The Perelman is located at the northeast edge of the museum’s nine-acre campus and actually contains two structures: one that’s nearly as old as the museum’s main building, the other a new addition. It originally opened in 1927 as the Fidelity Mutual Life Insurance Company Building—RECORD featured it in its January 1928 issue—and is now listed on the National Register. Its design by Zantzinger Borie and Medary, who also co-designed the PMA’s main building with Horace Trumbauer and Julien Abele, features opulent gilding and Art Deco reliefs.
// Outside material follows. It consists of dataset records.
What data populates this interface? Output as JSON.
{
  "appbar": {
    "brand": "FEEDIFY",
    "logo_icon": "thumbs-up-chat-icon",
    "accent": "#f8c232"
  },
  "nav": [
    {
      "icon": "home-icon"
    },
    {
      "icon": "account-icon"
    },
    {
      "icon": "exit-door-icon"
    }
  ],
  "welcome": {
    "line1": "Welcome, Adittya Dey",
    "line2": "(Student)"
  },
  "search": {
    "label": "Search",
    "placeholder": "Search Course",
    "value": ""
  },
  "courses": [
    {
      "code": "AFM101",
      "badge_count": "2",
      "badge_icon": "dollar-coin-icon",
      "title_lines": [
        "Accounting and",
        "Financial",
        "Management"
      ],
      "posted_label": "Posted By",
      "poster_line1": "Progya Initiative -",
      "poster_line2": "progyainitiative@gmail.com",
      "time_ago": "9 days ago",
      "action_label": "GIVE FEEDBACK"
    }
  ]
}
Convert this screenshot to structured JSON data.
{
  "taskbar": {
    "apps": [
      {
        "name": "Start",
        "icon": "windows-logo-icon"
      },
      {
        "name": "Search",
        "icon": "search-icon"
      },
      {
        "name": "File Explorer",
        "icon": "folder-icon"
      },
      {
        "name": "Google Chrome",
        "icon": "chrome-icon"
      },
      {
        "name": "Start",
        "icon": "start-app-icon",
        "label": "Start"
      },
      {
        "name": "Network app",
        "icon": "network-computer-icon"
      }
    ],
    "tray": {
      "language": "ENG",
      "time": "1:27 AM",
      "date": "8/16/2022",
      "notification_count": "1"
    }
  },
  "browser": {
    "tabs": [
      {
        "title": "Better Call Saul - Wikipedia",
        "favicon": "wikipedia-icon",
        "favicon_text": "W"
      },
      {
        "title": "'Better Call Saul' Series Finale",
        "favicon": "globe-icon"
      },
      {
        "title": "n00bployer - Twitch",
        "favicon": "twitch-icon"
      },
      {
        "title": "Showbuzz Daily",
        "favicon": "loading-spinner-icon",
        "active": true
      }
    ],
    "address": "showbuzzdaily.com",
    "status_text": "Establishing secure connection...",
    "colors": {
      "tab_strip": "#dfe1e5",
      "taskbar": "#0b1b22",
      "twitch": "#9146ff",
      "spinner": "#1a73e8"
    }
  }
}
Gluckman has worked with PMA before to design gallery and exhibition spaces within its main building. In the Perelman, the Manhattan-based firm carefully restored Art Deco features as well as pink stone floors and gold-veined stone walls. The $90 million transformation also created gallery, administrative, and conservation space for the three of PMA’s eight curatorial departments. A two-story, rectangular volume composed of rustic-faced concrete block contains 59,000 square feet of new space. To connect the two structures, Gluckman designed a luminous glass-roofed galleria—some 200 feet long and 20 feet wide—that injects natural light into the building’s core. Glass-enclosed offices border public study areas and conservation labs, while large windows allow visitors to view sculptures against the backdrop of a tree-lined streetscape beyond. The result is a complex that, PMA director Anne d’Harnoncourt says, “accommodates the human relationships that are involved in using it.”
Although the public will judge for itself today, critical reaction to the Perelman building has so far been positive. Inga Saffron, of The Philadelphia Inquirer, praised the design’s commitment to “craft over splash, substance over surface, and architecture with a strong work ethic.”
The PMA is likely hoping for a similar reaction to its planned future expansion. It tapped Frank Gehry in October 2006 to reprogram galleries and support spaces within its original facility. Gehry is also designing 80,000 square feet of new subterranean galleries located beneath the main building’s East Terrace and the steps that Sylvester Stallone made famous in the Rocky film.